Tornado did hit West Seattle school, experts say

E-mail E-mail this article
Print Print this article
0

It pulled a school supervisor out of her shoes and threw her 6 feet. It also tossed several children. Scientists now think the strong wind that disrupted an after-school program Monday on a playground in West Seattle was a tornado.

"... When you look at the evidence, there are no other explanations other than a small tornado," said Brad Colman of the National Weather Service.

After viewing video from KOMO TV's tower camera, Colman thinks the weather phenomenon that flung Donna Carreon and some children at the Cottage School at Gatewood Elementary School into the air was one of the few tornadoes Western Washington experiences each year.

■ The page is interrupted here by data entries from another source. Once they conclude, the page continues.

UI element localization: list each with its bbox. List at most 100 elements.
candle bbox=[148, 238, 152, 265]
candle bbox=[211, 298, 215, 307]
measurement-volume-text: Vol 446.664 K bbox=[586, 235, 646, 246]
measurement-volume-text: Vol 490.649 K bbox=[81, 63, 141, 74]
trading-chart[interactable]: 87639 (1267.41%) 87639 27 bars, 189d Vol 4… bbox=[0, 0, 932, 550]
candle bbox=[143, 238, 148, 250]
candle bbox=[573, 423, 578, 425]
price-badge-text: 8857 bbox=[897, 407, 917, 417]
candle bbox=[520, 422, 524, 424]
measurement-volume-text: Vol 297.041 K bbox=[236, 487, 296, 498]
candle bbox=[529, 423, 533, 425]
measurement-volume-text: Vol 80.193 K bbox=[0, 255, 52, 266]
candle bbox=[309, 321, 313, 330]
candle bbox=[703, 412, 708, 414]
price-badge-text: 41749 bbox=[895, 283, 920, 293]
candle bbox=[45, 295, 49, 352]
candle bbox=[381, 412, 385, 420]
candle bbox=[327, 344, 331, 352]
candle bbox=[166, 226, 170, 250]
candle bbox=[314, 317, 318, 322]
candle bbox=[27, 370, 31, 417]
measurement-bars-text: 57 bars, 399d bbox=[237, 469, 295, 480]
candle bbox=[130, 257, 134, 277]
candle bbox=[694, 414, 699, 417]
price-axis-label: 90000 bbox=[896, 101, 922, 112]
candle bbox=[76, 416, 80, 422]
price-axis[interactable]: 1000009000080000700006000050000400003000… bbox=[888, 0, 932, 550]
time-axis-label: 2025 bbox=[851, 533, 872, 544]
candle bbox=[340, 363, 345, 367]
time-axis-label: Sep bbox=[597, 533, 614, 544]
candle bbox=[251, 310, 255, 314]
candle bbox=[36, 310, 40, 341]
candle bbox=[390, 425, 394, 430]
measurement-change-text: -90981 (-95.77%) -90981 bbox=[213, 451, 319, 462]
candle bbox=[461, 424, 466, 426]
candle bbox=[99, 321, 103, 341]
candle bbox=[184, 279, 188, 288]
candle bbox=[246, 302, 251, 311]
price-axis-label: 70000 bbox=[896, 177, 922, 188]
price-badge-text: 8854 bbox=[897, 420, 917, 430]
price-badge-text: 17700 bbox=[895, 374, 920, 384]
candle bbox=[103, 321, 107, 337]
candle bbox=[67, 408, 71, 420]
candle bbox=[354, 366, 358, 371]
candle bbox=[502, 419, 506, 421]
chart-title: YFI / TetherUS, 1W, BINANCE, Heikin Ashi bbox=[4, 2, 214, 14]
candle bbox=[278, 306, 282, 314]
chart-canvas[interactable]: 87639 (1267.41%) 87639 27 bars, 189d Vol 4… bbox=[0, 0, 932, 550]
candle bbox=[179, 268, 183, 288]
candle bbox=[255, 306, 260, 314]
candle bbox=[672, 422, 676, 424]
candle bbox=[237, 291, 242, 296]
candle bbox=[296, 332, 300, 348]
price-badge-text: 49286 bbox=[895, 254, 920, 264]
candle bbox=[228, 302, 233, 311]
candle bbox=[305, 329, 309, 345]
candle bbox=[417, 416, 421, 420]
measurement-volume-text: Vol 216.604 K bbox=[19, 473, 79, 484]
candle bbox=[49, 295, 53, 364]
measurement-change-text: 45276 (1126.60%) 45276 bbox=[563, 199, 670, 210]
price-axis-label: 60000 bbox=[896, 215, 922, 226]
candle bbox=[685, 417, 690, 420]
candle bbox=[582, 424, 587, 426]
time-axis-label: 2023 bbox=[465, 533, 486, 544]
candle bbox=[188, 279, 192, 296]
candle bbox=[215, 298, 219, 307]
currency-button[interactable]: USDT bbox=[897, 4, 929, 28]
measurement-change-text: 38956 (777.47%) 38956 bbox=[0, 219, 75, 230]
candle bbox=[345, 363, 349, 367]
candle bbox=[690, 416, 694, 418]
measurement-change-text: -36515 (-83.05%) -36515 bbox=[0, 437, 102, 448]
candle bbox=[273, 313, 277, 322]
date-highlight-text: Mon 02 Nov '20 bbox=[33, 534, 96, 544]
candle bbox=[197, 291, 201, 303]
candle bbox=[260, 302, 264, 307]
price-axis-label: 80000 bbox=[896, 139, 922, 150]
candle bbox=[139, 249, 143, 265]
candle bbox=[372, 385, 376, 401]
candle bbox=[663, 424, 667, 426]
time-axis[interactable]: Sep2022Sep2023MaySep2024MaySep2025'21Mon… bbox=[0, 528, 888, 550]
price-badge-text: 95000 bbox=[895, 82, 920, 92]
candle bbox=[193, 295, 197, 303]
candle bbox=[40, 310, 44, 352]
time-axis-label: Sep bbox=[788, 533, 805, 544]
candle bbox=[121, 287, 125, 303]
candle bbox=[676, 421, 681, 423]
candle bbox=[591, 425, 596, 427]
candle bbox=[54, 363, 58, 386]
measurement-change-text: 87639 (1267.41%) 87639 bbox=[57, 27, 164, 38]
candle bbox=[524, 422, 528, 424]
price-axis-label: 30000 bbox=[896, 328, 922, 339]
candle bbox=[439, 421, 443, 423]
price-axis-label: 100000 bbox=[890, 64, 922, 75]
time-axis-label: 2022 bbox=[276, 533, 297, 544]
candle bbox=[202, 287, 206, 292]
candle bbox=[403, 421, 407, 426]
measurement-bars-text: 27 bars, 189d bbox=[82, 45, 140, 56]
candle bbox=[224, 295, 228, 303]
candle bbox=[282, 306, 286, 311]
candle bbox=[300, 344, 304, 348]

"Seattle certainly has the possibility of some day, some time having a serious tornado. But this wasn't it," he said. The last major tornado in Western Washington touched down in Vancouver on April 5, 1972, and killed six people.

Colman was convinced by a rotating motion that showed up in the television footage.

He suspects it was caused by a combination of winds from the Puget Sound Convergence Zone - wind blowing inland from the ocean that is split by the Olympic mountain range and meets up, usually around the King-Snohomish county line - and the thunderclouds in the sky Monday.

Although Ted Buehner of the Weather Service said Tuesday that the phenomenon wasn't a tornado because of the lack of thunderstorms that are associated with them, Colman said the video as well as the accounts of witnesses override that belief.

"Ted didn't have as much information as I had," he said. "When you look at all the bits of information, it doesn't point to a tornado. But when you look at all of them together, it adds credibility that very possibly it was a very weak tornado."

University of Washington atmospheric-sciences professor Cliff Mass agrees.

"It was very, very small scale," he said. "But clearly, something really interesting happened here."